Le "oui" a le vent en poupe, mais le "non" existe bien: en Catalogne (nord-est de l'Espagne), où les électeurs étaient appelés dimanche à se prononcer sur une feuille de route censée la mener vers l'indépendance, certains seraient prêts à partir si la région faisait sécession.
Santa Coloma de Gramenet, grande banlieue ouvrière de 120.000 habitants vivant à flanc de colline, en bordure de Barcelone, est un bastion du "non".
La moitié des habitants qui peuplent ces petits immeubles en brique rouge, construits dans les années 1960, ne sont pas catalans d'origine, qu'ils soient étrangers ou nés ailleurs en Espagne. Ils ont des liens avec le reste du pays, comme les trois-quarts des Catalans dont au moins un grand-parent est né en dehors de la région.

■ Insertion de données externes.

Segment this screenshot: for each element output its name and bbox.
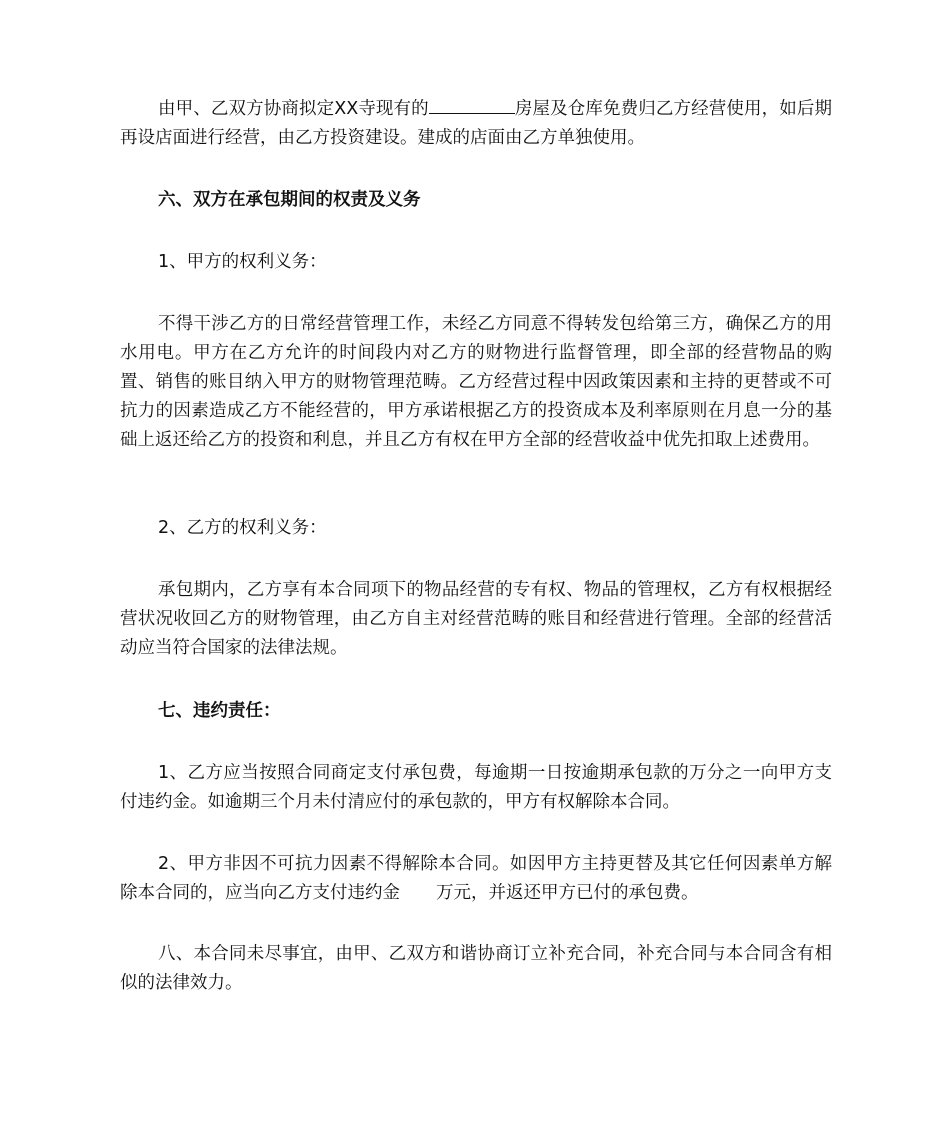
section-heading-6: 六、双方在承包期间的权责及义务 [158, 190, 421, 210]
paragraph-party-b-duties: 承包期内，乙方享有本合同项下的物品经营的专有权、物品的管理权，乙方有权根据经营状况收回乙方的财物管理，由乙方自主对经营范畴的账目和经营进行管理。全部的经营活动应当符合国家的法律法规。 [120, 580, 832, 658]
paragraph-supplementary: 八、本合同未尽事宜，由甲、乙双方和谐协商订立补充合同，补充合同与本合同含有相似的法律效力。 [120, 944, 832, 993]
premises-blank-line [429, 112, 515, 114]
premises-text-start: 由甲、乙双方协商拟定XX寺现有的 [158, 99, 429, 119]
section-heading-7: 七、违约责任： [158, 701, 281, 721]
subheading-party-b: 2、乙方的权利义务： [158, 518, 327, 538]
paragraph-breach-1: 1、乙方应当按照合同商定支付承包费，每逾期一日按逾期承包款的万分之一向甲方支付违约金。如逾期三个月未付清应付的承包款的，甲方有权解除本合同。 [120, 763, 832, 812]
paragraph-premises [120, 95, 832, 153]
premises-text-end: 房屋及仓库免费归乙方经营使用，如后期再设店面进行经营，由乙方投资建设。建成的店面由乙方单独使用。 [120, 99, 833, 148]
paragraph-party-a-duties: 不得干涉乙方的日常经营管理工作，未经乙方同意不得转发包给第三方，确保乙方的用水用电。甲方在乙方允许的时间段内对乙方的财物进行监督管理，即全部的经营物品的购置、销售的账目纳入甲方的财物管理范畴。乙方经营过程中因政策因素和主持的更替或不可抗力的因素造成乙方不能经营的，甲方承诺根据乙方的投资成本及利率原则在月息一分的基础上返还给乙方的投资和利息，并且乙方有权在甲方全部的经营收益中优先扣取上述费用。 [120, 314, 832, 450]
subheading-party-a: 1、甲方的权利义务： [158, 252, 327, 272]
paragraph-breach-2 [120, 850, 832, 908]
breach-2-text-start: 2、甲方非因不可抗力因素不得解除本合同。如因甲方主持更替及其它任何因素单方解除本合同的，应当向乙方支付违约金 [120, 854, 832, 903]
breach-2-text-end: 万元，并返还甲方已付的承包费。 [436, 883, 699, 903]
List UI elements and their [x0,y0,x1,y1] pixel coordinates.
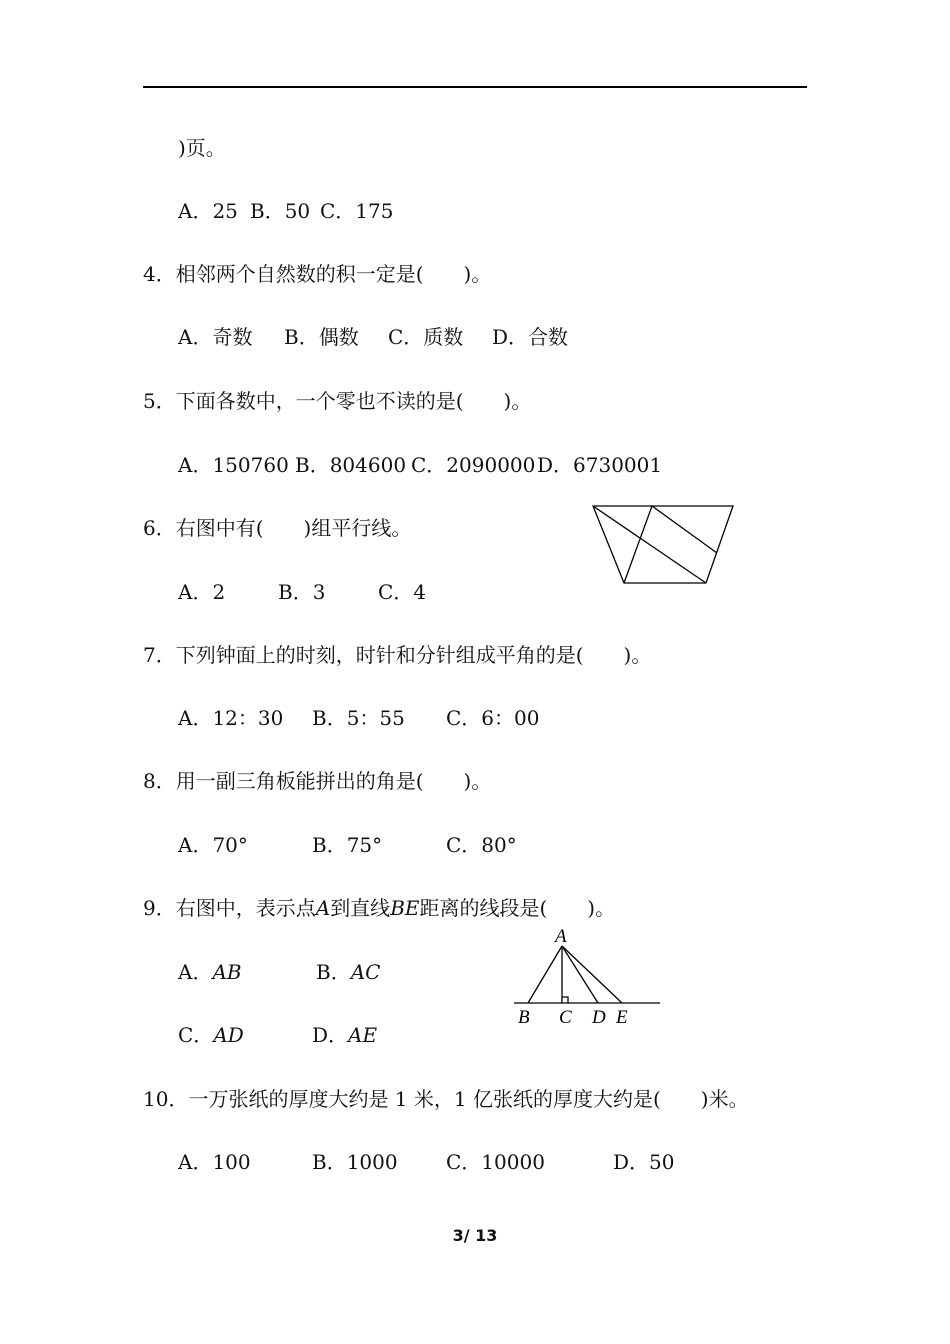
q6-option-b[interactable]: B．3 [278,580,326,604]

Conchi Santiago, 63 ans, et Cayetano Ruiz, 66 ans, sont de Porcuna, au coeur de l'Andalousie, d'où viennent 700.000 habitants de la Catalogne. Le premier est arrivé à 13 ans avec ses six frères et soeurs et leurs parents, qui n'arrivaient plus à nourrir la famille.
"On a pris le train l'après-midi et on est arrivés le lendemain soir, avec des valises en bois", se souvient Conchi. "On est venus ici, dans notre Santa Coloma, parce que maintenant, elle est à nous", ajoute ce retraité, sorti avec son épouse et leur petite-fille de sept mois, souriante sur les genoux de sa grand-mère.
"On a grandi ici. J'ai travaillé avec des Catalans, je n'ai jamais eu le moindre problème", poursuit-il. "Ce sont les politiques qui emmêlent les choses. L'Espagne est très jolie et ils veulent la casser", déplore-t-il.
Un autre couple, croisé peu avant, est tout à fait d'accord avec eux. Pour moi, "c'est un non catégorique", explique Francisco Serrano, 70 ans, ancien ouvrier dans la construction. Une victoire du oui ? "Na bueno": "Cela n'apportera rien de bon", dit-il avec son accent andalou qui mange la fin des mots.
"Cela ira moins bien", contrairement à ce que dit le président catalan sortant, Artur Mas, figure de proue des indépendantistes. "Ce type est un menteur", lâche Francisco. "Ici, nous sommes tous des travailleurs pauvres et lui n'a rien amélioré", argumente-t-il, évoquant la politique d'austérité de M. Mas, un conservateur.
Si la Catalogne se déclare indépendante, "je rentre dans mon village, où j'ai encore la maison de mes parents", jure Francisco.
- 'Petite' Catalogne -
Dans l'une des allées principales de Santa Coloma, les conversations électorales vont bon train.
Un homme attablé à une terrasse sous le doux soleil d'automne regarde son smartphone et informe du taux de participation, en hausse de 5% par rapport au dernier scrutin en 2012.
Quelle que soit leur opinion, les habitants rencontrés par l'AFP semblent mobilisés : ils ont presque tous voté. C'est le cas de David Ruiz, 39 ans et Victoria, 36, qui préfère ne pas donner son nom, en couple.
Lui est "espagnoliste", et l'affiche en portant le maillot rouge de la sélection espagnole de football. Elle est plutôt indépendantiste. "C'est bien que chacun puisse voter ce qu'il veut", dit David, conciliant.
"Mais j'aurais aimé que cela soit plus organisé, qu'il y ait un référendum", explique-t-il, regrettant que le gouvernement du conservateur Mariano Rajoy l'ait toujours refusé.
Selon les sondages, près de la moitié des Catalans souhaitent éviter une séparation.
"Le gouvernement a eu recours à la peur et, du coup, il y a des secteurs très vulnérables qui sont effrayés", estime Maria Gabriela Serra, une candidate de la CUP (Candidature d'unité populaire, extrême gauche, indépendantiste), rencontrée près de la mairie, dans un quartier plus indépendantiste.
A 17 ans, Maria Angeles Flores est trop jeune pour voter, mais ses idées sont claires : "On a beau avoir beaucoup d'argent, la Catalogne est petite (avec ses 7,5 millions d'habitants, ndlr). Si l'Union européenne s'est construite, c'est aussi parce que (les pays) étaient mieux ensemble", dit-elle. "Plus on est nombreux, mieux c'est", résume-t-elle.